Schwere Zeit für Aktivisten

Wegen des großen Drucks rechnet Teng zu den Spielen deshalb nur mit Protesten von Leuten, die nichts mehr zu verlieren haben: "Leute, die ihr Land verloren haben oder bereits schon mehrfach im Gefängnis waren." Die Regierung wird diejenigen, die im Umfeld der Spiele protestieren, sehr hart bestrafen, fürchtet Teng. "Bis die Olympischen Spiele beendet sind, werden Menschenrechtsaktivisten eine harte Zeit erleben!"

Tengs Ko-Autor Hu Jia wurde bereits zu dreieinhalb Jahren Haft wegen "Aufrufs zur Untergrabung der Staatsgewalt und des sozialistischen Systems" verurteilt - die Furche berichtete. "Früher hätte Hu Jia eine längere Freiheitsstrafe bekommen", meint der Pekinger Juraprofessor He Weifang, der einer der treibenden Kräfte für Rechtsreformen ist. Er sieht einen Zusammenhang zwischen dem Urteil und den Spielen. Zum einen wolle die Regierung human erscheinen, weshalb die Höchststrafe von fünf Jahren nicht verhängt wurde. Andererseits glaube sie, sich vor den Spielen einen Gesichtsverlust noch weniger als sonst leisten zu können. He: "Die Regierung hat noch keine Art gefunden, richtig mit Bürgerprotesten umzugehen. Die wertet sie für sich immer als Gesichtsverlust."

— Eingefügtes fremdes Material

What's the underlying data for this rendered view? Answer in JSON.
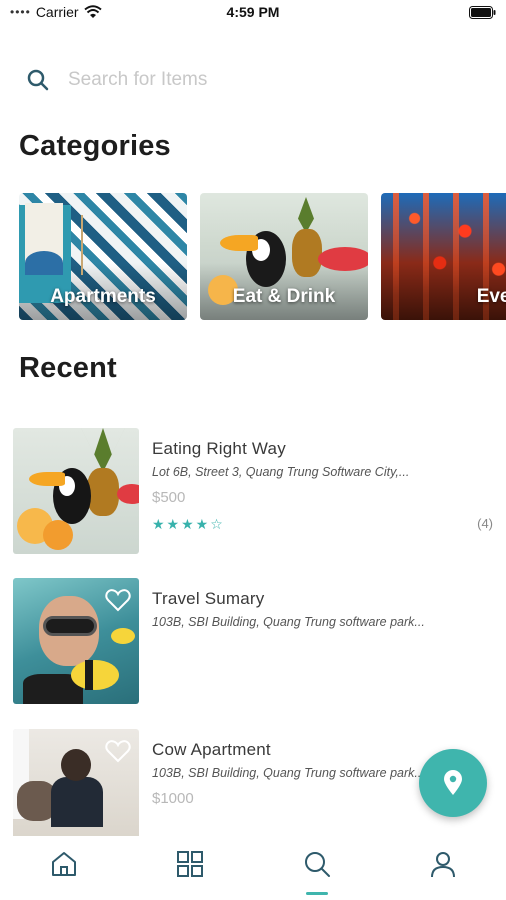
{
  "status_bar": {
    "carrier": "Carrier",
    "time": "4:59 PM"
  },
  "search": {
    "placeholder": "Search for Items"
  },
  "sections": {
    "categories_title": "Categories",
    "recent_title": "Recent"
  },
  "categories": [
    {
      "label": "Apartments"
    },
    {
      "label": "Eat & Drink"
    },
    {
      "label": "Events"
    }
  ],
  "recent": [
    {
      "title": "Eating Right Way",
      "address": "Lot 6B, Street 3, Quang Trung Software City,...",
      "price": "$500",
      "stars": "★★★★☆",
      "rating": 4,
      "count": "(4)"
    },
    {
      "title": "Travel Sumary",
      "address": "103B, SBI Building, Quang Trung software park..."
    },
    {
      "title": "Cow Apartment",
      "address": "103B, SBI Building, Quang Trung software park...",
      "price": "$1000"
    }
  ],
  "icons": {
    "search": "search-icon",
    "heart": "heart-outline-icon",
    "fab": "map-pin-icon",
    "tabs": [
      "home-icon",
      "grid-icon",
      "search-icon",
      "user-icon"
    ]
  },
  "colors": {
    "accent": "#3fb5ad",
    "star": "#38b2ac",
    "tab_icon": "#2e5a6b"
  },
  "tab_bar": {
    "active_index": 2
  }
}
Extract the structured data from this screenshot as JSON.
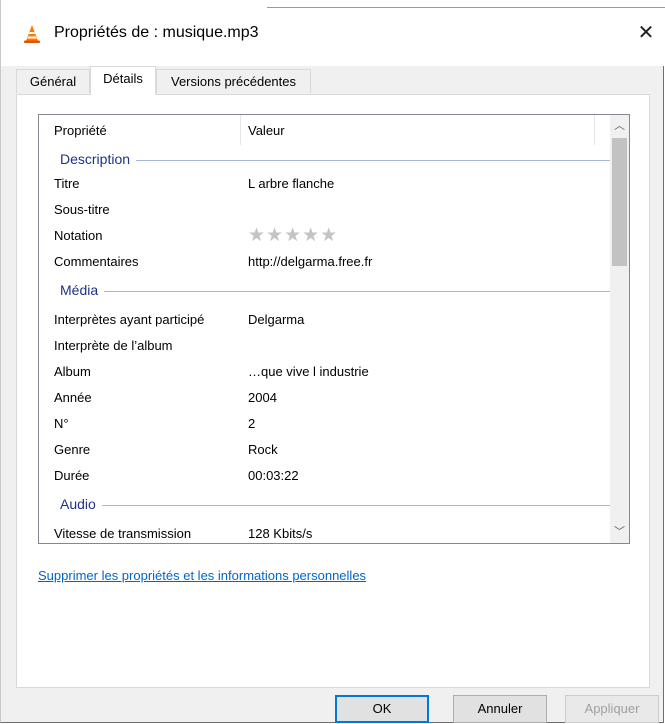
{
  "window": {
    "title": "Propriétés de : musique.mp3",
    "close_glyph": "✕"
  },
  "tabs": [
    {
      "label": "Général",
      "active": false
    },
    {
      "label": "Détails",
      "active": true
    },
    {
      "label": "Versions précédentes",
      "active": false
    }
  ],
  "list": {
    "headers": {
      "property": "Propriété",
      "value": "Valeur"
    },
    "groups": {
      "description": "Description",
      "media": "Média",
      "audio": "Audio"
    },
    "rows": [
      {
        "key": "Titre",
        "value": "L arbre flanche"
      },
      {
        "key": "Sous-titre",
        "value": ""
      },
      {
        "key": "Notation",
        "value": "",
        "rating": 0,
        "rating_max": 5
      },
      {
        "key": "Commentaires",
        "value": "http://delgarma.free.fr"
      },
      {
        "key": "Interprètes ayant participé",
        "value": "Delgarma"
      },
      {
        "key": "Interprète de l’album",
        "value": ""
      },
      {
        "key": "Album",
        "value": "…que vive l industrie"
      },
      {
        "key": "Année",
        "value": "2004"
      },
      {
        "key": "N°",
        "value": "2"
      },
      {
        "key": "Genre",
        "value": "Rock"
      },
      {
        "key": "Durée",
        "value": "00:03:22"
      },
      {
        "key": "Vitesse de transmission",
        "value": "128 Kbits/s"
      }
    ],
    "stars": "★★★★★",
    "scroll": {
      "up": "︿",
      "down": "﹀"
    }
  },
  "link_text": "Supprimer les propriétés et les informations personnelles",
  "buttons": {
    "ok": "OK",
    "cancel": "Annuler",
    "apply": "Appliquer"
  },
  "colors": {
    "accent": "#0078d7",
    "group_title": "#1e3287",
    "link": "#0066cc"
  }
}
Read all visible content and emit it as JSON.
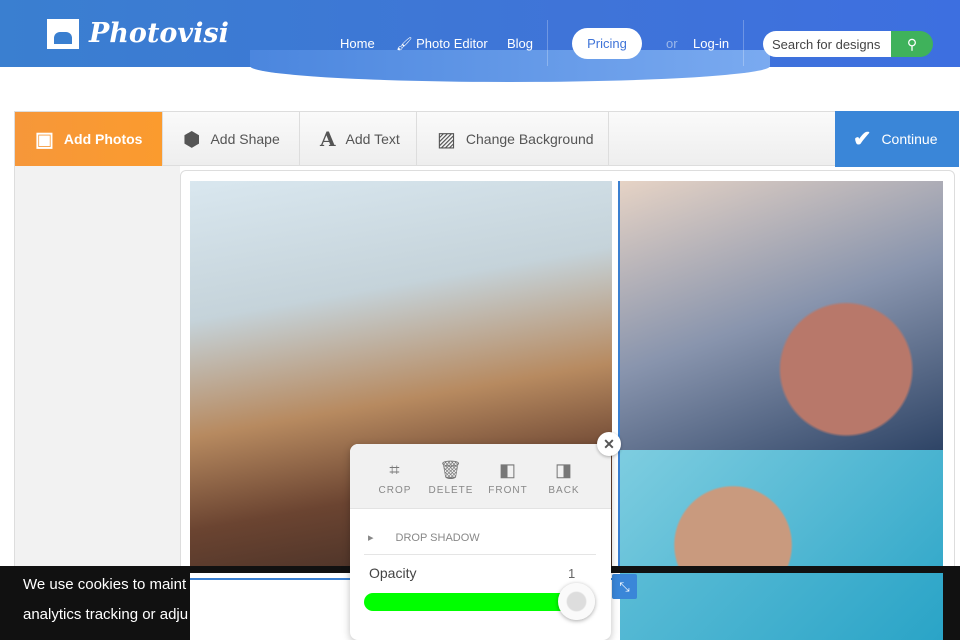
{
  "header": {
    "brand": "Photovisi",
    "nav": [
      "Home",
      "Photo Editor",
      "Blog"
    ],
    "pricing": "Pricing",
    "or": "or",
    "login": "Log-in",
    "search_placeholder": "Search for designs"
  },
  "toolbar": {
    "add_photos": "Add Photos",
    "add_shape": "Add Shape",
    "add_text": "Add Text",
    "change_background": "Change Background",
    "continue": "Continue"
  },
  "panel": {
    "crop": "CROP",
    "delete": "DELETE",
    "front": "FRONT",
    "back": "BACK",
    "drop_shadow": "DROP SHADOW",
    "opacity_label": "Opacity",
    "opacity_value": "1"
  },
  "cookie": {
    "line1": "We use cookies to maint",
    "line2": "analytics tracking or adju"
  },
  "colors": {
    "header": "#3a7fd0",
    "add_photos": "#f6973a",
    "continue": "#3a86d8",
    "slider": "#00ff00",
    "search_button": "#3fb25b"
  }
}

Laut Teng bedarf es in der westlichen Menschenrechtspolitik gegenüber China sowohl deutlicher Worte wie auch Gespräche im Hintergrund: "Es ist sehr wichtig für die Menschen hier, dass das Ausland Druck ausübt." Westliche Politiker sollten ihren Werten von Freiheit und Demokratie treu bleiben und wirtschaftliche Interessen nicht über die Menschenrechte stellen. "Chinas wirtschaftliche Entwicklung hat den Menschenrechten geholfen", sagt Teng, "aber wirtschaftlicher Fortschritt führt nicht automatisch zu Demokratie."

Im Januar wurde Teng sein Reisepass entzogen. Auslandsreisen sind für ihn nicht mehr möglich. Doch Teng ließ sich nicht einschüchtern. Deshalb wurde er am 6. März von Agenten der Staatssicherheit vor seiner Haustür in ein Auto gezerrt. Mit einem Sack über dem Kopf wurde er für 48 Stunden entführt. Seine Kidnapper verhörten ihn stundenlang und verlangten, dass er nicht mehr mit Journalisten spreche.

Entführungen von Kritikern

Dass Entführungen von Regimekritikern kein Einzelfall sind, zeigte sich jüngst auch beim Blogger Huang Qi aus Chengdu, Hauptstadt der Provinz Sichuan. Huang wurde laut der Organisation "Reporter ohne Grenzen" am 12. Juni von drei mutmaßlichen Angehörigen der Staatssicherheit entführt. Zuvor hatte er auf seiner Webseite 64Tianwang die Behörden für den Umgang mit dem Erdbeben kritisiert.

Die Behörden hatten nach dem Erdbeben in Sichuan vom 12. Mai eine strenge Zensur verhängen wollen. Doch da Journalisten zu schnell vor Ort waren und zahlreiche Berichte im Internet kursierten, musste man davon Abstand nehmen. Die Erdbebenregion wurde dann sogar explizit zum offenen Gebiet für Journalisten erklärt. Peking bekam dafür viel Lob. Doch als sich im Juni die Proteste von Eltern häuften, deren Kinder in schlecht gebauten Schulen verschüttet worden waren, gingen die Behörden nicht nur gegen die Proteste vor, sondern unterbanden auch Berichte darüber in chinesischen Medien und verwiesen Reporter aus einer betroffenen Stadt.

Dabei genießt die Regierung momentan wegen ihrer zunächst angemessenen Reaktion auf das Beben hohes Ansehen. Zudem hat das vom Beben ausgelöste große zivile Engagement zu einem neuen Zusammengehörigkeitsgefühl geführt. Schon zuvor hatte die internationale Kritik an Pekings Tibet-Politik zur Solidarisierung vieler Chinesen mit der Regierung und einem neuen Nationalismus geführt.

Teng glaubt, dass nach den Spielen Nüchternheit einkehrt, und der Druck für Reformen steigt. Die Zivilgesellschaft in China wird laut Teng immer stärker. Der Traum von Demokratie in China, der vor 19 Jahren auf dem Tiananmen-Platz blutig zerstört wurde, werde eines Tages wahr werden, sagt er. Schon heute gebe es mehr Freiheiten als 1989. "Aber nicht durch die Politik der Regierung, sondern weil mutige Bürger sie erkämpfen."

Der Autor ist Asien-Korrespondent der taz.